An "oversight" by Alcatel has created a security flaw in some of its enterprise network switches.
Alcatel and US alert service CERT have revealed that OmniSwitch 7700 and 7800s running AOS (Alcatel operating system) version 5.1.1 can potentially be taken over by an unauthorised user, due to a telnet server connection not being removed after testing.
The vulnerability is at TCP port 6778, where the telnet server will accept connections without requesting a password.
Alcatel says the situation arose because the telnet server, installed during product testing, was inadvertently left in the AOS 5.1.1 code after the switches were released commercially.
In a statement on its website, Alcatel says "during an Nmap audit, it was determined that a telnet server was listening on TCP port 6778.
"Due to an oversight, this access was not removed prior to product release.
"Anyone running Nmap on AOS 5.1.1 will see port 6778 listening and the attacker is able to telnet to the port and access the OmniSwitch operating system without a password.
"This backdoor compromises the entire system."
Nmap is an open source network auditing product and telnet is a TCP/IP protocol used for accessing remote computers.
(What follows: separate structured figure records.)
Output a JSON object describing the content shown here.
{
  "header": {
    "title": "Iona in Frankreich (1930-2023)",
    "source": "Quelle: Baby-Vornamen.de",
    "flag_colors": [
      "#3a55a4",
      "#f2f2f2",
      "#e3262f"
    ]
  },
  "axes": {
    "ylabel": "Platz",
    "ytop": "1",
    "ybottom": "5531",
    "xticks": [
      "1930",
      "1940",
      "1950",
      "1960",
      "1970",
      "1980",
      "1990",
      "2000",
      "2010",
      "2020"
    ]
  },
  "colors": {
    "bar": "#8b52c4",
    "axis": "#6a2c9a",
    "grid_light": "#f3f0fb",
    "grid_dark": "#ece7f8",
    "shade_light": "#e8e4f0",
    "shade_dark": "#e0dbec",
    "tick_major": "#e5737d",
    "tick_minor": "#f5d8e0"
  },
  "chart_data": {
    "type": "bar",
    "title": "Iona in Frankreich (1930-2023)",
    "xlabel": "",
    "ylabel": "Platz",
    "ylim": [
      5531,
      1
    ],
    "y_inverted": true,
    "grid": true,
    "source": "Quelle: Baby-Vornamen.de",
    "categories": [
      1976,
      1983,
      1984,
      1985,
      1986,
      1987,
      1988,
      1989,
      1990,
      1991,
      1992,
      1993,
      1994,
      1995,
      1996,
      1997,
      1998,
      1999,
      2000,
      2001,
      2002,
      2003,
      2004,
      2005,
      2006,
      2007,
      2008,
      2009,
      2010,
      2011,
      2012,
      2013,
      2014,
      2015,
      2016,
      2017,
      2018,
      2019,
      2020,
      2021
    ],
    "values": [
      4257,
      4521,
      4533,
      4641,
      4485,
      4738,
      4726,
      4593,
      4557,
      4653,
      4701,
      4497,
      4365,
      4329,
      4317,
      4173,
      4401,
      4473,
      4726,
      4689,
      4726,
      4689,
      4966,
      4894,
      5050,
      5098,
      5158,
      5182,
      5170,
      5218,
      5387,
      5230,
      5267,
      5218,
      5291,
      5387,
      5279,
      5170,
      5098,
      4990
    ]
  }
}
Alcatel recommends creating an access control list to block all access to TCP port 6778, then obtaining a patch, available from the company.
AOS versions 5.1.3 and beyond have the vulnerability removed and Alcatel New Zealand spokesperson Robyn Bern says all OmniSwitch 7700 and 7800 switches currently being delivered run version 5.1.3.
No New Zealand customers have had to download a patch for 5.1.1, because the switches aren't yet in use here, Bern says.
"We're in the process of putting together a channel strategy to sell and support them."
She says the telnet server vulnerability alert is the first ever issued for Alcatel's LAN switching products.
Alcatel spokesman Klaus Wustrack told IDG's news service late last month that the OmniSwitch 7700 and 7800 are "normally used within a private enterprise network. They are not public switching products.
"Any enterprise should protect their private network through a firewall."
Computerworld asked Telecom, which has a partnership with Alcatel for the latter to supply infrastructure for its planned all-IP network, if the security flaw was of concern, but no reply was received by deadline.